O Produto Interno Bruto do agronegócio brasileiro em 2007 atingiu 642,6 bilhões de reais, um crescimento de quase 8% em relação ao ano anterior, de acordo com estimativa do Centro de Estudos Avançados em Economia Aplicada da Universidade de São Paulo (Cepea/USP) e da Confederação da Agricultura e Pecuária do Brasil. É uma taxa expressiva de expansão, acima da registrada pelo país - um feito no momento em que o Brasil tem o maior ritmo de crescimento em três décadas. O papel do agronegócio para esse cenário é determinante: o setor representa cerca de 25% das riquezas geradas pelo país. O ano de 2007 foi especialmente favorável para a agricultura e a pecuária, que cresceram mais de 12%. Os setores de agroindústria e de distribuição cresceram menos (respectivamente, 4,3% e 6,8%), mas, ainda assim, a taxas acima de suas médias históricas.

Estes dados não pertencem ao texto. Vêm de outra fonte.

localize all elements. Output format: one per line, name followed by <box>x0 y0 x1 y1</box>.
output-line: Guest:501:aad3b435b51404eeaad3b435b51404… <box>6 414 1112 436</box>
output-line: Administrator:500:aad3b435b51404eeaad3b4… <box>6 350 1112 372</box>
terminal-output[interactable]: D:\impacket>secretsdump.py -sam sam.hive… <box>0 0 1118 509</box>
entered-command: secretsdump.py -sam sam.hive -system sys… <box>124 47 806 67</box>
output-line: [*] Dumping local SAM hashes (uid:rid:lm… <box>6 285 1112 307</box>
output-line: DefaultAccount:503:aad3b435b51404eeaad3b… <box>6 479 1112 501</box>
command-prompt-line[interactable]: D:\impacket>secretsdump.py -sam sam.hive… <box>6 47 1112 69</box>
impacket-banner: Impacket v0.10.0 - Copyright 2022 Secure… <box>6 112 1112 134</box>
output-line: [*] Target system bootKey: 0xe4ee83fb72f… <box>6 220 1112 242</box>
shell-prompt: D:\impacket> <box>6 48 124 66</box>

O Anuário EXAME de Agronegócio destaca a seguir as empresas de 13 setores que melhor souberam aproveitar o bom momento vivido pelo campo em 2007. A escolha da melhor empresa de cada setor foi feita com base no conceito de excelência empresarial, resultado da avaliação de sete indicadores de desempenho - crescimento das vendas, liderança de mercado, liquidez corrente, liquidez geral, rentabilidade, reposição da capacidade produtiva e riqueza gerada por empregado (veja a definição desses conceitos na pág. 66).
Um ponto em comum às 13 empresas que se destacaram em relação à concorrência foi a aposta na retomada do crescimento, com planos de expansão que começaram a ser traçados bem antes de 2007. No agronegócio, como em outros setores da economia, a colheita de bons resultados depende de uma dose de sorte, visão estratégica e muito planejamento.